L’idée était excellente, et Louise n’eut pas besoin de réfléchir longtemps. Si monsieur Bottéro lui manquait tellement depuis son accident, c’était peut-être l’occasion de lui prêter une plume. Et Louise, un peu hésitante et tremblante, chuchota : Excusez-moi de vous déranger, Pierre Bottéro Bayaga !
Et l’écrivain tant aimé de Louise et ses camarades apparut. Aussi gentil que lors de son passage sur terre, il écrivit pour Louise un magnifique devoir sur Baba Yaga, d’après les notes qu’elle avait recueillies auprès des écrivains slaves.

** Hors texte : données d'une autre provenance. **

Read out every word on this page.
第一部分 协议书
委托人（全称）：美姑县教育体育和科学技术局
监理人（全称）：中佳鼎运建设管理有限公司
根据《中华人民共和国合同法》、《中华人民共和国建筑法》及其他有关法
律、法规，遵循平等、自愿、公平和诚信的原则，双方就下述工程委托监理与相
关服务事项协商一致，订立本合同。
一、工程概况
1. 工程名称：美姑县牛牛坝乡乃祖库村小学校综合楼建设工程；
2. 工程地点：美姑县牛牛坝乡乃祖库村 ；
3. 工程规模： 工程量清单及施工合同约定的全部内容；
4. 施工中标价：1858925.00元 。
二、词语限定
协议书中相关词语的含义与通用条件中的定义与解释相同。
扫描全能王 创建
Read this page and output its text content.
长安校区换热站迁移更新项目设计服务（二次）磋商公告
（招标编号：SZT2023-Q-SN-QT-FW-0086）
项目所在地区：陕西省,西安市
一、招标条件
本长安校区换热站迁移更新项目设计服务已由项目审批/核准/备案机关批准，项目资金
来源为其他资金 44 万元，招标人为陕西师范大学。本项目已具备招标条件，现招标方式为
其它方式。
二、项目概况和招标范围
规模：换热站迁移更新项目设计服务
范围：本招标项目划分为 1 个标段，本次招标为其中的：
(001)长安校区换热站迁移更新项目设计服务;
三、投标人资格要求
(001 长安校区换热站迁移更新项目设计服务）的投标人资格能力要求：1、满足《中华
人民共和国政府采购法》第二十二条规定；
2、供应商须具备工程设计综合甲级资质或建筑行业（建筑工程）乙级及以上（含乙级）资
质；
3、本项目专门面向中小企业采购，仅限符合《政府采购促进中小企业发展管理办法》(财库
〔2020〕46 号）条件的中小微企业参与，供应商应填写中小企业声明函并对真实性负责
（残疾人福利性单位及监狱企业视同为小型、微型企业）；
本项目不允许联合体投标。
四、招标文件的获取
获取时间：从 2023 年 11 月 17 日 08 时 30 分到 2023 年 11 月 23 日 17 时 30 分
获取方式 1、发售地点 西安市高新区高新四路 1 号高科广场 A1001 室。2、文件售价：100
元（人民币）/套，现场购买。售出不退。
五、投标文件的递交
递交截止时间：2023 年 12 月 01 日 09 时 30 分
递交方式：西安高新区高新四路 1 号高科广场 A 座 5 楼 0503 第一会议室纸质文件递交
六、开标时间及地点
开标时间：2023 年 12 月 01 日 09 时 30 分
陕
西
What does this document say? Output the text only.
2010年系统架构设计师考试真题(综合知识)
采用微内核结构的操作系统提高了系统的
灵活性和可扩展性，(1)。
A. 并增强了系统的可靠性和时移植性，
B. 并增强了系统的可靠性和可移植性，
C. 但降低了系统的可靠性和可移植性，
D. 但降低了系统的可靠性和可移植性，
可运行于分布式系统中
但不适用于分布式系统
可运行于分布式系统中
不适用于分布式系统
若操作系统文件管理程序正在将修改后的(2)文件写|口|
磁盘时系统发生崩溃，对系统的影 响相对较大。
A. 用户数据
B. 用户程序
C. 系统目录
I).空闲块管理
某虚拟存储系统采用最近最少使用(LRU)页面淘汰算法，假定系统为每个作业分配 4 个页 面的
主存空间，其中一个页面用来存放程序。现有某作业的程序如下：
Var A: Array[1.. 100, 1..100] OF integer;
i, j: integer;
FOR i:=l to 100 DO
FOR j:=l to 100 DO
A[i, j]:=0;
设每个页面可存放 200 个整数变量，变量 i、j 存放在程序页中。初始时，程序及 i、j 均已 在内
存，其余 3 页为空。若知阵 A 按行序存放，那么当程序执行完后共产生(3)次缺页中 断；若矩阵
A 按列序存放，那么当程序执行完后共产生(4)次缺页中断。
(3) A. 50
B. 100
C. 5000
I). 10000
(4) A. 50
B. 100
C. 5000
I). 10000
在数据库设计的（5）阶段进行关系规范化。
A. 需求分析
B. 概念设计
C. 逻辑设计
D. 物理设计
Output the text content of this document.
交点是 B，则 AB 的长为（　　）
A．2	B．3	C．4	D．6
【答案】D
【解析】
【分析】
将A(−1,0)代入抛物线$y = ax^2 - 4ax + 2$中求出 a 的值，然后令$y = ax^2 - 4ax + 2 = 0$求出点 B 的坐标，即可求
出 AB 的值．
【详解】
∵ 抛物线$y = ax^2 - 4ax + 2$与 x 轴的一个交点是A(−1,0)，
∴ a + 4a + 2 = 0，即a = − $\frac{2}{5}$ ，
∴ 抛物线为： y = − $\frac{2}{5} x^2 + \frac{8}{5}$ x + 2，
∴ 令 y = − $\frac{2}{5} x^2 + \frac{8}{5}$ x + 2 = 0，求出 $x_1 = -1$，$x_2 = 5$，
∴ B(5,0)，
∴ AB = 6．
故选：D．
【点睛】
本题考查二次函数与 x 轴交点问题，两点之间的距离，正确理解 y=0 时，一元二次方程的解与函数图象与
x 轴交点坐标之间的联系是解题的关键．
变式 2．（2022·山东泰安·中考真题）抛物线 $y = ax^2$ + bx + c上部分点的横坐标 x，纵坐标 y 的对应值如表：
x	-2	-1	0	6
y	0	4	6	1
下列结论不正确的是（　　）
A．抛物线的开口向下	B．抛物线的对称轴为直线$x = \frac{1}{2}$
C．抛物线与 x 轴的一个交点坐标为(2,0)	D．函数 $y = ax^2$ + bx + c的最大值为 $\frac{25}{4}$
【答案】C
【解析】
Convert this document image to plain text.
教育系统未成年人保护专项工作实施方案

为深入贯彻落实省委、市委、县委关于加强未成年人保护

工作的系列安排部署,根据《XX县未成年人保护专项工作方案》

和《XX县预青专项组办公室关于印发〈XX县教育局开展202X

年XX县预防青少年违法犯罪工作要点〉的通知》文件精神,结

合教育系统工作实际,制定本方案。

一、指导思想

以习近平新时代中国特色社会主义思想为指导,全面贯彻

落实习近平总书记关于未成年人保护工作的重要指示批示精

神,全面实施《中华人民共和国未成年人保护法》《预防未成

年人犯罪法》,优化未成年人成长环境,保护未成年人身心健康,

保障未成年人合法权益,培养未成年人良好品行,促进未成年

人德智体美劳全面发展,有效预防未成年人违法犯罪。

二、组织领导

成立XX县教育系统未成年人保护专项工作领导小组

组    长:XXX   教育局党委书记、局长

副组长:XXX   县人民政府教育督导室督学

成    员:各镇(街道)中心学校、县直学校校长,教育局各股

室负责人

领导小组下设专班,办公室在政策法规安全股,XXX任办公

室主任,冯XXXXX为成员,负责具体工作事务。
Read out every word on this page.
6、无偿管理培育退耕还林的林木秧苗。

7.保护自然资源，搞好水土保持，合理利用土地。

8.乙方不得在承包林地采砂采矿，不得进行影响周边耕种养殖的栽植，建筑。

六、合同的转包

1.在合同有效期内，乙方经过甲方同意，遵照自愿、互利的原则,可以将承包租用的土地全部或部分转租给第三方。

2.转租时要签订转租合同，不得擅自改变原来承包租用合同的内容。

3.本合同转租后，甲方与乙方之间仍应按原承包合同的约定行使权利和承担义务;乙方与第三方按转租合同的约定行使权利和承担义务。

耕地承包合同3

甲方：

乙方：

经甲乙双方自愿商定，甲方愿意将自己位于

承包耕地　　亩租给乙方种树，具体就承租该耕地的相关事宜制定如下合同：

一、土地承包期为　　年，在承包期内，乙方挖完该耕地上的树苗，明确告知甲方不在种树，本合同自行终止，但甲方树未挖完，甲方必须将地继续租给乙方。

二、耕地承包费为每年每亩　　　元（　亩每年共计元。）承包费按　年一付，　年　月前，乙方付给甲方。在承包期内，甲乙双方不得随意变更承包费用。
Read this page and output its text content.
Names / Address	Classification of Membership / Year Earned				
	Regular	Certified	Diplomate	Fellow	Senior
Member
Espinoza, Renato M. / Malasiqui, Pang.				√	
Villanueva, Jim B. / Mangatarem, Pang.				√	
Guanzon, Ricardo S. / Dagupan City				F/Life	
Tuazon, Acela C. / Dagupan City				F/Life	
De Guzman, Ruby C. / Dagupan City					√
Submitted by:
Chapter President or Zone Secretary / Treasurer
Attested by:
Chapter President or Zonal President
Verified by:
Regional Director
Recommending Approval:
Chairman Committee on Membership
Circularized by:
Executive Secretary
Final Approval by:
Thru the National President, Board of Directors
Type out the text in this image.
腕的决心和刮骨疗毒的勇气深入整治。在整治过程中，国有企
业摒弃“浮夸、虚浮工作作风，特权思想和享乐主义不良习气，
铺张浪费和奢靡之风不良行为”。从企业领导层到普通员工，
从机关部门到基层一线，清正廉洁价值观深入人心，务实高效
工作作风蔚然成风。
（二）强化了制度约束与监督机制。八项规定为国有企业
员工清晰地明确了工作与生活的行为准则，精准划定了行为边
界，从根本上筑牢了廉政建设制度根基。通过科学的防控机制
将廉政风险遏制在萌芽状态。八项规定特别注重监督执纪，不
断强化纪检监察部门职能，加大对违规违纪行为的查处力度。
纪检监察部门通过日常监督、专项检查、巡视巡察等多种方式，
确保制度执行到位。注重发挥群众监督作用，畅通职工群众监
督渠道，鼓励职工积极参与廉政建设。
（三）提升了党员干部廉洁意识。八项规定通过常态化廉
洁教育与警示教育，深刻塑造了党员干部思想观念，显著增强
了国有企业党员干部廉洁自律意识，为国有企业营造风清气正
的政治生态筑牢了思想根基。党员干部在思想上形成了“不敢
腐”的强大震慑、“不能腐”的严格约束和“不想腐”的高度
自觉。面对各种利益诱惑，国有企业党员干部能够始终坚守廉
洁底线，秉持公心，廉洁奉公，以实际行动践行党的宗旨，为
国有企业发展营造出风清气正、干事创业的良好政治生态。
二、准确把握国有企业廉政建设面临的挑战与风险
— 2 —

Ce fut la plus belle nuit de Louise.
Et sa plus belle journée le lendemain lorsqu’elle rendit ses quatre pages de copie à madame Agay qui ne s’y attendait pas.
Et sa plus belle semaine aussi quand sa professeur lui rendit son devoir avec sa plus belle note de français : un superbe dix-sept sur vingt ! Madame Agay avait du reconnaître la qualité de son travail !
Quoique… elle avait écrit, en appréciation, sur la copie de Louise : Si je reconnais la qualité de votre écriture, je regrette la médiocrité de vos recherches. Visiblement, vous n’avez fait aucun effort de ce côté-là. Les pauvres écrivains slaves se retourneraient dans leurs tombes si ils lisaient vos inventions sur Baba Yaga !

Heureusement, Louise avait le sens de l’humour…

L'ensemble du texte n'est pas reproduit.